Abstract

Lymphovascular invasion (LVI) is a strong predictive factor for lymph node metastasis (LNM) in early gastric cancer (GC). This study investigated the risk for LNM in pT1b GC without LVI based on Epstein-Barr virus (EBV) status in addition to conventional clinicopathological parameters. In total, 847 consecutive patients of pT1b GC without LVI who underwent surgery at three high-volume centers between 2005 and 2014 were retrospectively analyzed. Clinicopathological parameters and EBV status were evaluated, and univariate and multivariate analyses were performed to estimate LNM risk.

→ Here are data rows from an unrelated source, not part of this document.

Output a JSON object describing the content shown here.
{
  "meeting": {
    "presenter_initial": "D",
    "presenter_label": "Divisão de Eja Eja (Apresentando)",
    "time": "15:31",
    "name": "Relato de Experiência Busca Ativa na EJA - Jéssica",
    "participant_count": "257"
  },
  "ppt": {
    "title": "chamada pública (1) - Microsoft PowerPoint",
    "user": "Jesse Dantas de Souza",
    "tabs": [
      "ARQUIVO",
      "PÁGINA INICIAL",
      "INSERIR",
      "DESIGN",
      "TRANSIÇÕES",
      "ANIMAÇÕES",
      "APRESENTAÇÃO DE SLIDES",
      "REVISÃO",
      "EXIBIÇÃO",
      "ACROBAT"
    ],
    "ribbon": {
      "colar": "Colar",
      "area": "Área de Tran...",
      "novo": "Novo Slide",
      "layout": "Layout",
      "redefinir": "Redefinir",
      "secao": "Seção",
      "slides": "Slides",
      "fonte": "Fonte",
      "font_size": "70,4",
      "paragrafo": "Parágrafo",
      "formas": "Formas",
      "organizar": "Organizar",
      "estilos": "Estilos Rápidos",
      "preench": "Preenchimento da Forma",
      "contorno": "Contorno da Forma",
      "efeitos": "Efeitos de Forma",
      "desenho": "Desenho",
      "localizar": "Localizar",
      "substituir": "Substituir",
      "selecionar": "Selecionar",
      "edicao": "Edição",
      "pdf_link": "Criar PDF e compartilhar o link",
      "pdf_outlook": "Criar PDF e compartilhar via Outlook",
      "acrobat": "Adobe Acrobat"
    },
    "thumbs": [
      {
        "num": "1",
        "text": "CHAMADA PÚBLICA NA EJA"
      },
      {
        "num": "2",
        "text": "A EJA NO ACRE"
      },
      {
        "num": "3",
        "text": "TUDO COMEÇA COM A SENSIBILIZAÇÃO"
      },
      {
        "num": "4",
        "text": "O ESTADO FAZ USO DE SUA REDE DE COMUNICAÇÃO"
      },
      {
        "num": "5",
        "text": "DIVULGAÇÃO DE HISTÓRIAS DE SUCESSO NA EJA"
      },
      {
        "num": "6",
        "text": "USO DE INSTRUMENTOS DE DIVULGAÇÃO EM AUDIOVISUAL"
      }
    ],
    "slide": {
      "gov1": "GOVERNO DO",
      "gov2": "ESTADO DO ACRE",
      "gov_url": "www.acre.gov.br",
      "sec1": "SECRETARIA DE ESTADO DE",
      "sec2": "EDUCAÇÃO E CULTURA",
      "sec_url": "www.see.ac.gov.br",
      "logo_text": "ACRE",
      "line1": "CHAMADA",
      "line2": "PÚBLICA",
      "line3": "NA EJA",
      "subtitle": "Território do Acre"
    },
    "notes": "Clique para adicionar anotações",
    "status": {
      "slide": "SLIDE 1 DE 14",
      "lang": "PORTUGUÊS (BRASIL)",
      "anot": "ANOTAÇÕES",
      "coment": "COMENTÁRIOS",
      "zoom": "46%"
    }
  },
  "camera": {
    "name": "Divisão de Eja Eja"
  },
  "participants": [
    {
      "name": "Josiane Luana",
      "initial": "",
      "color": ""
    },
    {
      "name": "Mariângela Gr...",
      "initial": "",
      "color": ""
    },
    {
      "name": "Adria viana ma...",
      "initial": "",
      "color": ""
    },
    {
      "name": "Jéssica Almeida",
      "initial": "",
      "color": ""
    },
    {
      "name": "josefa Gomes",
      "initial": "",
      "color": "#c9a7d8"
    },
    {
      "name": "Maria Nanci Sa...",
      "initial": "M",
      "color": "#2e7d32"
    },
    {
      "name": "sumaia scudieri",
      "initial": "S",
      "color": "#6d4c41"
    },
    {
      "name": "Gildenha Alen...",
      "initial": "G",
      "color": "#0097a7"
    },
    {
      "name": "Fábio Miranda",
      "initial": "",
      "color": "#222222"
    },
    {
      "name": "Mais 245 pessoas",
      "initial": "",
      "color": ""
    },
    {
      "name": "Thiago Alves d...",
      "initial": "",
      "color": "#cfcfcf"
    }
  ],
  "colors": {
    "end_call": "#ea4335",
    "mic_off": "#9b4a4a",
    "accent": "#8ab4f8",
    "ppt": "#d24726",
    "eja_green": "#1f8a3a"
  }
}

With regard to the presence of those three parameters, risk stratification for LNM was performed and compared with a previously proposed risk classification that included low-risk (LNM < 3.0%), intermediate-risk (LNM ≥ 3.0 and < 19.6%), and high-risk (LNM ≥ 19.6%) groups. EBV-positive GC (EBVGC) accounted for 11.3% (96 of 847) of cases; LNM was lower in EBVGC than in non-EBVGC (1 of 96, 1.0% vs. 71/751, 9.5%). In the multivariate analysis, non-EBVGC [odds ratio (OR) 10.8, 95% confidence interval (CI) 1.48-78.9], age < 65years (OR 2.13, 95% CI 1.30-3.48), and tumor diameter > 3cm (OR 2.26, 95% CI 1.36-3.74) were independent risk factors for LNM. Patients with EBVGC were at low risk for LNM whereas those with all of three independent risk factors were at high risk (36 of 168, 21.4%, 95% CI 15.5-28.4). LNM risk stratification that includes EBV status is useful for clinical decision-making in pT1b GC cases without LVI.